When I discussed this issue with my wife, she asked if I wasn't interested in learning about research and genealogy? Of course I am. But I also realized long ago that I could take correspondence courses from Brigham Young University about genealogy that were much more intense than any one hour class and with the rise of the Web-based classes, I have access to thousands of classes online that are often taught by those same people who teach at the national conferences.

The effect of RootsTech was more extensive than just opening a door to communication with a large variety of people interested in genealogy. The Conference changed my mind about attending other conferences and also about sharing what I knew as a presenter. I realized that could teach classes of five to twenty-five people forever at the Mesa FamilySearch Library, but that by participating in conferences I could address a much larger audience. I finally understood that going to conferences was like blogging; it multiplied the effort. I also realized that there were many aspects to genealogy and going to a conference was like a refresher course in genealogy basics.
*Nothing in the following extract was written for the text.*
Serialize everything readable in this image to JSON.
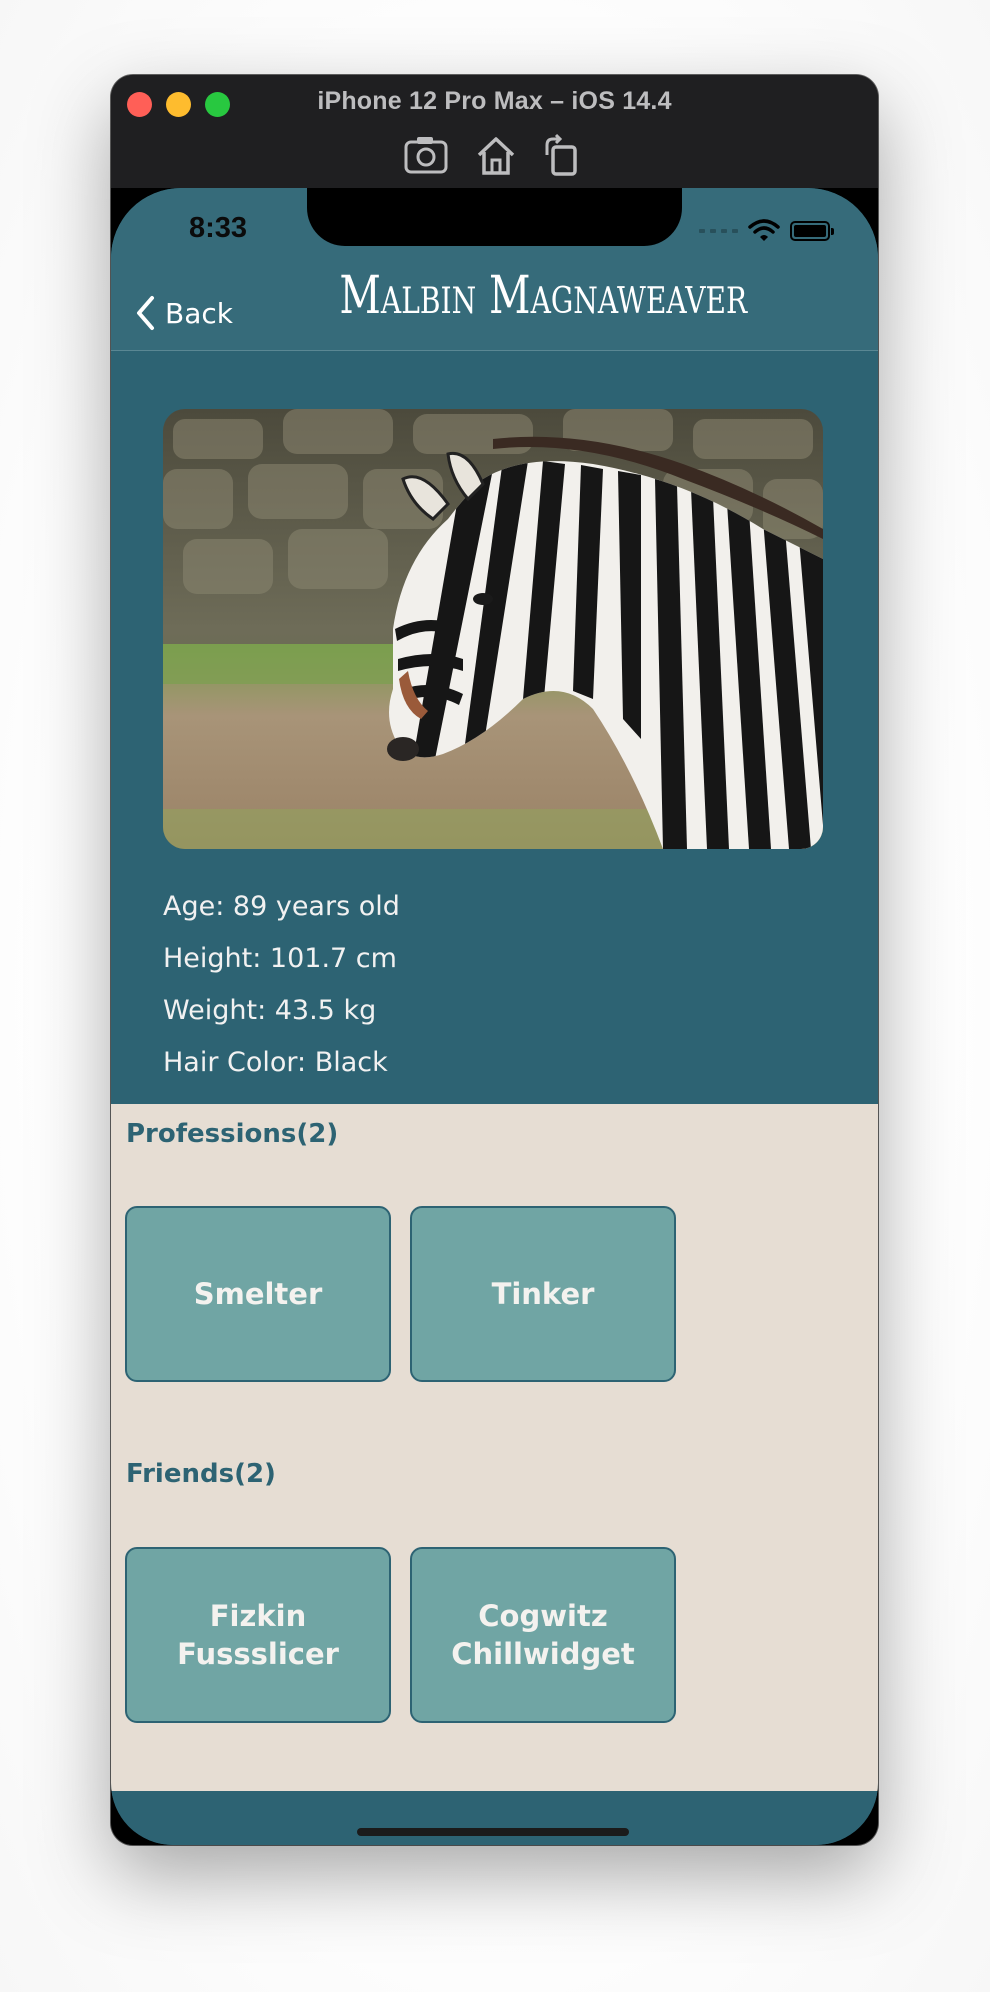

In addition, intense involvement in genealogy is a solitary occupation. I have been used to working in an office with many people and dealing with clients, courts and other issues. Now, I sit alone in front of a computer all of most days. Teaching, both at the Mesa FamilySearch Center and in conferences has become a necessity to keep my whole life from getting ingrown. So now, I am anxious to go to a conference, as a presenter or as an attendee. I look forward to the opportunity of being taught as well as teaching. My biggest limitations now are time constraints. All this happened, in large part, because of the invitation I had to attend RootsTech. That Conference was the prime cause of jump-starting my more intense involvement in the genealogical community.

As I said at the beginning of this post, RootsTech is a phenomenon. It is an event that is unusual and cannot be fully explained. So, once again, I am looking forward to RootsTech 2014 and already planning for RootsTech 2015 and beyond.


  1. I can't explain the Rootstech phenomenon either but I am hooked.Sorry I won't be there in 2014 but I'm returning for 2015 and hope to see you in the Media Hub..

    1. Its not quite as hard for me to get to Utah as it is for you. :-)
      Sorry to hear that you can't be there, but I fully understand.